Venezuela: OPEC's Dilemma

tx-00338-coil-well-gusher-odessa-texas-posters5Venezuela has decided it needs to pump more oil. It has a simple problem. The nation’s income has cascaded as oil prices have fallen from more than $140 last summer to under $40 now. What it cannot get in price, the South American nation needs to make up in volume.

The viability of the Chavez government may hinge on its ability to keep the cash rolling in to cover the costs of social programs and the building and repair of the nation’s infrastructure.

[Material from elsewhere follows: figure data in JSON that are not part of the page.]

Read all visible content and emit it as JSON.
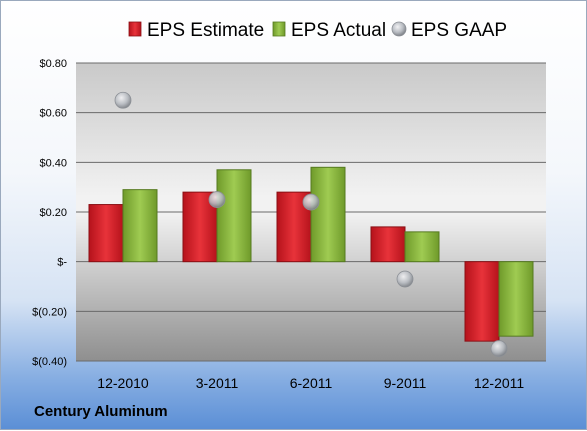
{
  "chart_data": {
    "type": "bar",
    "categories": [
      "12-2010",
      "3-2011",
      "6-2011",
      "9-2011",
      "12-2011"
    ],
    "series": [
      {
        "name": "EPS Estimate",
        "kind": "bar",
        "color": "#d9262c",
        "values": [
          0.23,
          0.28,
          0.28,
          0.14,
          -0.32
        ]
      },
      {
        "name": "EPS Actual",
        "kind": "bar",
        "color": "#8db841",
        "values": [
          0.29,
          0.37,
          0.38,
          0.12,
          -0.3
        ]
      },
      {
        "name": "EPS GAAP",
        "kind": "marker",
        "color": "#b8bcc2",
        "values": [
          0.65,
          0.25,
          0.24,
          -0.07,
          -0.35
        ]
      }
    ],
    "ylim": [
      -0.4,
      0.8
    ],
    "yticks": [
      {
        "value": 0.8,
        "label": "$0.80"
      },
      {
        "value": 0.6,
        "label": "$0.60"
      },
      {
        "value": 0.4,
        "label": "$0.40"
      },
      {
        "value": 0.2,
        "label": "$0.20"
      },
      {
        "value": 0.0,
        "label": "$-"
      },
      {
        "value": -0.2,
        "label": "$(0.20)"
      },
      {
        "value": -0.4,
        "label": "$(0.40)"
      }
    ],
    "grid": true,
    "legend_position": "top"
  },
  "footer": {
    "company": "Century Aluminum"
  }
}
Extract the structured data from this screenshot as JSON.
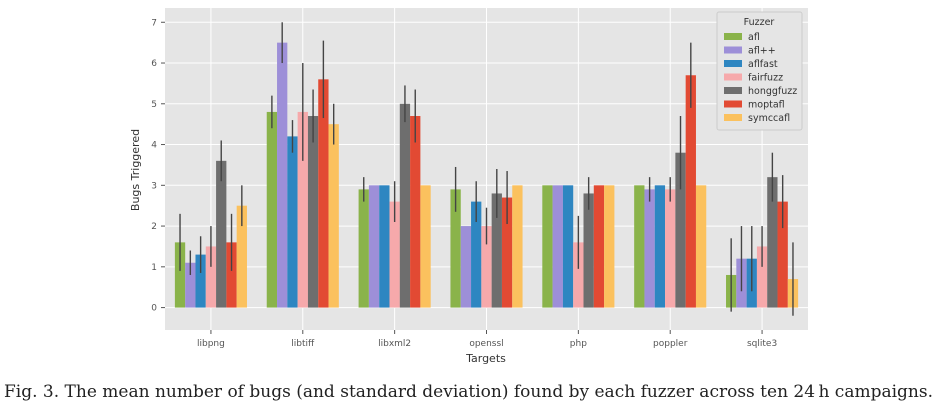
{
  "caption": "Fig. 3.  The mean number of bugs (and standard deviation) found by each fuzzer across ten 24 h campaigns.",
  "chart_data": {
    "type": "bar",
    "xlabel": "Targets",
    "ylabel": "Bugs Triggered",
    "ylim": [
      -0.55,
      7.35
    ],
    "yticks": [
      0,
      1,
      2,
      3,
      4,
      5,
      6,
      7
    ],
    "grid": true,
    "legend_position": "top-right",
    "legend_title": "Fuzzer",
    "categories": [
      "libpng",
      "libtiff",
      "libxml2",
      "openssl",
      "php",
      "poppler",
      "sqlite3"
    ],
    "series": [
      {
        "name": "afl",
        "color": "#8ab34a",
        "values": [
          1.6,
          4.8,
          2.9,
          2.9,
          3.0,
          3.0,
          0.8
        ],
        "std": [
          0.7,
          0.4,
          0.3,
          0.55,
          0.0,
          0.0,
          0.9
        ]
      },
      {
        "name": "afl++",
        "color": "#9d8fd8",
        "values": [
          1.1,
          6.5,
          3.0,
          2.0,
          3.0,
          2.9,
          1.2
        ],
        "std": [
          0.3,
          0.5,
          0.0,
          0.0,
          0.0,
          0.3,
          0.8
        ]
      },
      {
        "name": "aflfast",
        "color": "#2e86c1",
        "values": [
          1.3,
          4.2,
          3.0,
          2.6,
          3.0,
          3.0,
          1.2
        ],
        "std": [
          0.45,
          0.4,
          0.0,
          0.5,
          0.0,
          0.0,
          0.8
        ]
      },
      {
        "name": "fairfuzz",
        "color": "#f6a9ab",
        "values": [
          1.5,
          4.8,
          2.6,
          2.0,
          1.6,
          2.9,
          1.5
        ],
        "std": [
          0.5,
          1.2,
          0.5,
          0.45,
          0.65,
          0.3,
          0.5
        ]
      },
      {
        "name": "honggfuzz",
        "color": "#6e6e6e",
        "values": [
          3.6,
          4.7,
          5.0,
          2.8,
          2.8,
          3.8,
          3.2
        ],
        "std": [
          0.5,
          0.65,
          0.45,
          0.6,
          0.4,
          0.9,
          0.6
        ]
      },
      {
        "name": "moptafl",
        "color": "#e24a33",
        "values": [
          1.6,
          5.6,
          4.7,
          2.7,
          3.0,
          5.7,
          2.6
        ],
        "std": [
          0.7,
          0.95,
          0.65,
          0.65,
          0.0,
          0.8,
          0.65
        ]
      },
      {
        "name": "symccafl",
        "color": "#fbc15e",
        "values": [
          2.5,
          4.5,
          3.0,
          3.0,
          3.0,
          3.0,
          0.7
        ],
        "std": [
          0.5,
          0.5,
          0.0,
          0.0,
          0.0,
          0.0,
          0.9
        ]
      }
    ]
  }
}
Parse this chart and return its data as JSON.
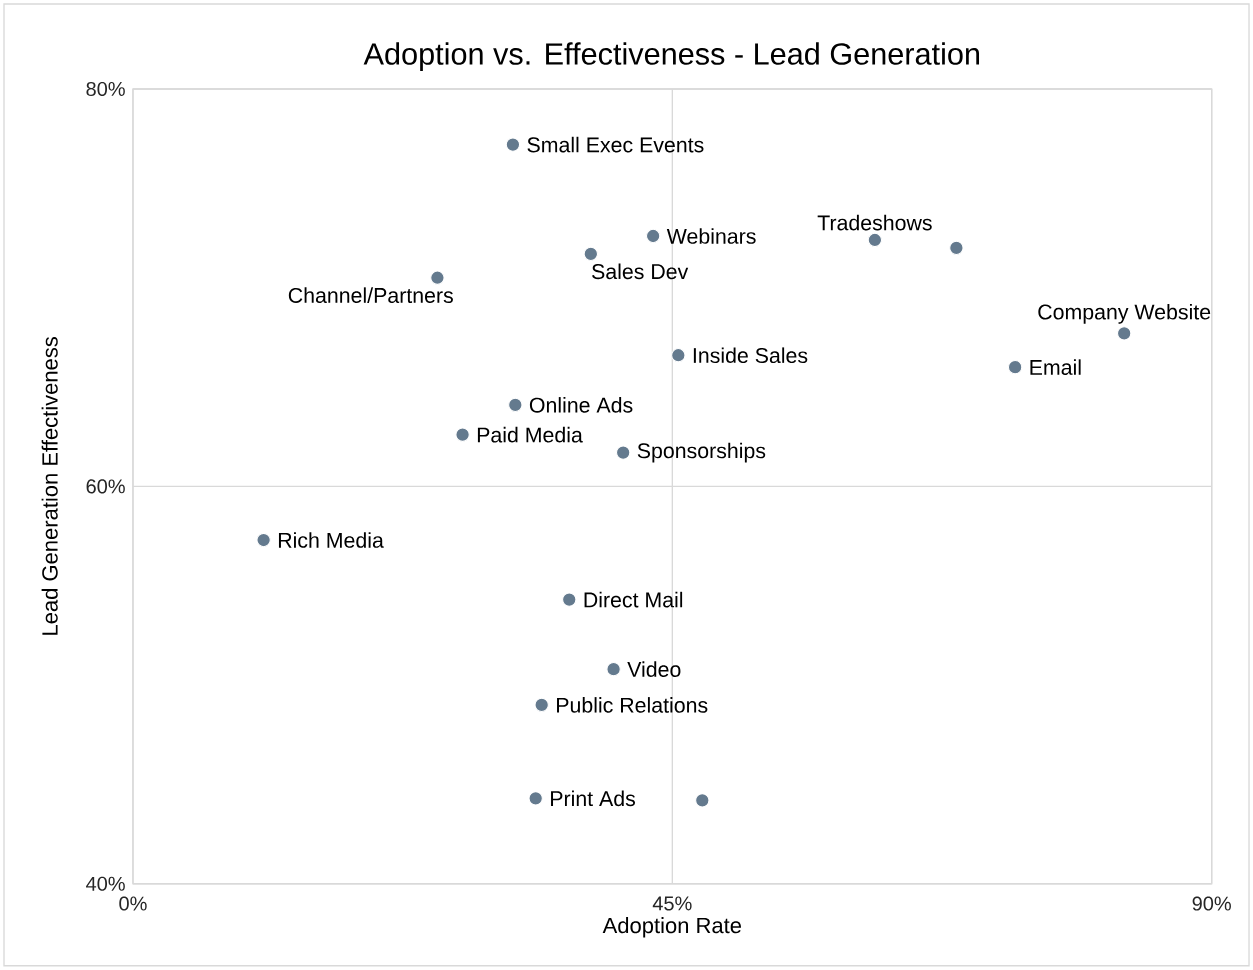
{
  "chart_data": {
    "type": "scatter",
    "title": "Adoption vs. Effectiveness - Lead Generation",
    "xlabel": "Adoption Rate",
    "ylabel": "Lead Generation Effectiveness",
    "x": [
      31.7,
      43.4,
      61.9,
      68.7,
      38.2,
      25.4,
      82.7,
      45.5,
      73.6,
      31.9,
      27.5,
      40.9,
      10.9,
      36.4,
      40.1,
      34.1,
      33.6,
      47.5
    ],
    "values": [
      77.2,
      72.6,
      72.4,
      72.0,
      71.7,
      70.5,
      67.7,
      66.6,
      66.0,
      64.1,
      62.6,
      61.7,
      57.3,
      54.3,
      50.8,
      49.0,
      44.3,
      44.2
    ],
    "color": "#647a8e",
    "marker": "circle",
    "xlim": [
      0,
      90
    ],
    "ylim": [
      40,
      80
    ],
    "xticks": [
      {
        "value": 0,
        "label": "0%"
      },
      {
        "value": 45,
        "label": "45%"
      },
      {
        "value": 90,
        "label": "90%"
      }
    ],
    "yticks": [
      {
        "value": 40,
        "label": "40%"
      },
      {
        "value": 60,
        "label": "60%"
      },
      {
        "value": 80,
        "label": "80%"
      }
    ],
    "grid": true,
    "annotations": [
      {
        "text": "Small Exec Events",
        "x": 31.7,
        "y": 77.2
      },
      {
        "text": "Webinars",
        "x": 43.4,
        "y": 72.6
      },
      {
        "text": "Tradeshows",
        "x": 61.9,
        "y": 72.4
      },
      {
        "text": "Sales Dev",
        "x": 38.2,
        "y": 71.7
      },
      {
        "text": "Channel/Partners",
        "x": 25.4,
        "y": 70.5
      },
      {
        "text": "Company Website",
        "x": 82.7,
        "y": 67.7
      },
      {
        "text": "Inside Sales",
        "x": 45.5,
        "y": 66.6
      },
      {
        "text": "Email",
        "x": 73.6,
        "y": 66.0
      },
      {
        "text": "Online Ads",
        "x": 31.9,
        "y": 64.1
      },
      {
        "text": "Paid Media",
        "x": 27.5,
        "y": 62.6
      },
      {
        "text": "Sponsorships",
        "x": 40.9,
        "y": 61.7
      },
      {
        "text": "Rich Media",
        "x": 10.9,
        "y": 57.3
      },
      {
        "text": "Direct Mail",
        "x": 36.4,
        "y": 54.3
      },
      {
        "text": "Video",
        "x": 40.1,
        "y": 50.8
      },
      {
        "text": "Public Relations",
        "x": 34.1,
        "y": 49.0
      },
      {
        "text": "Print Ads",
        "x": 33.6,
        "y": 44.3
      }
    ]
  }
}
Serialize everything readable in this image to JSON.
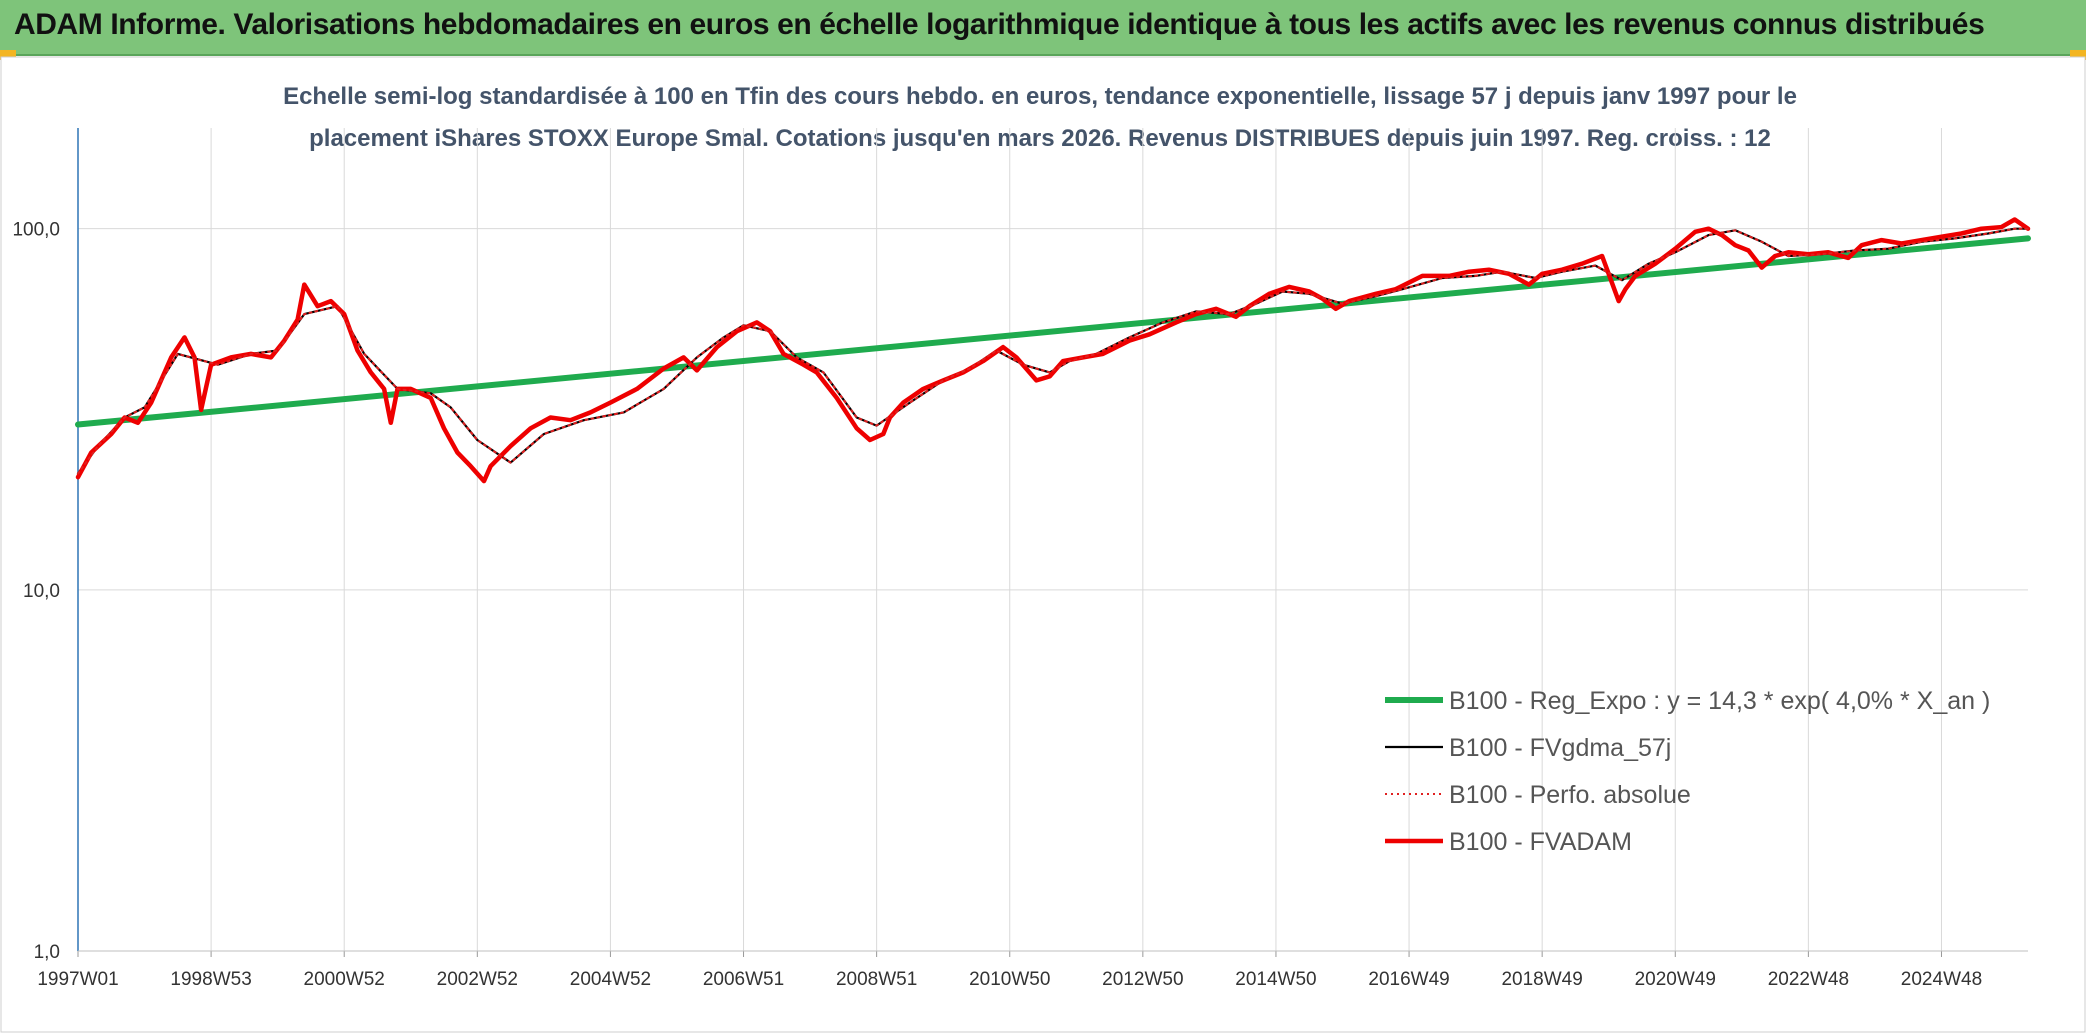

According to Bloomberg, “Venezuela plans to boost oil output at least 12 percent in a joint venture with foreign investors that will cost more than twice what the government previously estimated.” In other words, if the country does not have a full Treasury because it does not have oil revenue, then borrowing to get capital to produce more oil comes at a high price. Who wants to risk lending to a country that cannot pay its bills?

Venezuela is beginning to look like a large number of other large oil exporting countries, both inside and outside OPEC. Canada is being driven into a deep recession because of the falling price of its plentiful crude. The problem is more acute in Russia. Iran has indicated that it cannot fund its budget without oil above $70. Banking systems in some of the large Arab countries are seeking government assistance as their access to capital drops.

The problem is now nearly unsolvable, and it greatly benefits oil consumers. The dilemma is simple. As crude prices fall, the only way that Venezuela can bring in more capital is by raising exports. That floods the market with more supply, taking down prices even further.

Based on that trend, which is not likely to go away, crude is headed under $30.